Search code examples
rggplot2text-miningtidytext

Plotting Bigrams in Bar Chart with ggplot2


My data looks like this:

> str(bigrams_joined)
Classes ‘tbl_df’, ‘tbl’ and 'data.frame':   71319 obs. of  2 variables:
 $ line   : int  1 1 1 1 1 1 1 1 1 1 ...
 $ bigrams: chr  "in practice" "practice risk" "risk management" "management is"

I would like to plot the top 10 or 15 most frequently occurring bigrams in my dataset to a bar chart in ggplot2 and have the bars running horizontally with the labels on the y-axis.
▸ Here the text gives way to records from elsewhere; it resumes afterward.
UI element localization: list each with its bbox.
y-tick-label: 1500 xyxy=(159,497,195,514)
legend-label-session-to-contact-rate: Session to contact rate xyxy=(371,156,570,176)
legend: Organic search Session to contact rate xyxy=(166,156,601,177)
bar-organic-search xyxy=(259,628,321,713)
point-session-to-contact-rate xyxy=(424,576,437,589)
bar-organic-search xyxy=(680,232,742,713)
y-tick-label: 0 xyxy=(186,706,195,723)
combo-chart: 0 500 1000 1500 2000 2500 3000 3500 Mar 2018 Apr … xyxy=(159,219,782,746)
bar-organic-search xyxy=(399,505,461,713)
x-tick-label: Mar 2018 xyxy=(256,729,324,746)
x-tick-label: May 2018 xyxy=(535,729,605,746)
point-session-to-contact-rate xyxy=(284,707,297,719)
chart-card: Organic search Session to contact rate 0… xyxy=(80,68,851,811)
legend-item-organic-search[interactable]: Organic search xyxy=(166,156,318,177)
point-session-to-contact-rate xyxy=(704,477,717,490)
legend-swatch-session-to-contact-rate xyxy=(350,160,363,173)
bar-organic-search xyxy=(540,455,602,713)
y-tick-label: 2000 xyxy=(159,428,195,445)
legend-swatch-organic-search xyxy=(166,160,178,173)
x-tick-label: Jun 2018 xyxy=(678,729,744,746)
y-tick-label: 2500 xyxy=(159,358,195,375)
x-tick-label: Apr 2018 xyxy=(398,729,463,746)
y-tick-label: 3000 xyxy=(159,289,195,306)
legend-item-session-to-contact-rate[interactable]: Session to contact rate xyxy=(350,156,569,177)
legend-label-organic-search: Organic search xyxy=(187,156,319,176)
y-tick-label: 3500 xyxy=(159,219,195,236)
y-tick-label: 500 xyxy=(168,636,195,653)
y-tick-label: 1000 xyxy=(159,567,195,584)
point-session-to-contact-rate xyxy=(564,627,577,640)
Any help with this is greatly appreciated!

Thank you


Solution

  • Looks like you need to count() your bigrams (from dplyr), and then you need to order them in your plot. For that these days, I prefer to use something like fct_reorder() from forcats.

    library(janeaustenr)
    library(tidyverse)
    library(tidytext)
    
    data_frame(txt = prideprejudice) %>%
        unnest_tokens(bigram, txt, token = "ngrams", n = 2) %>%
        count(bigram, sort = TRUE) %>%
        top_n(15) %>%
        ggplot(aes(fct_reorder(bigram, n), n)) +
        geom_col() +
        coord_flip() +
        labs(x = NULL)
    #> Selecting by n
    

    Created on 2018-04-22 by the reprex package (v0.2.0).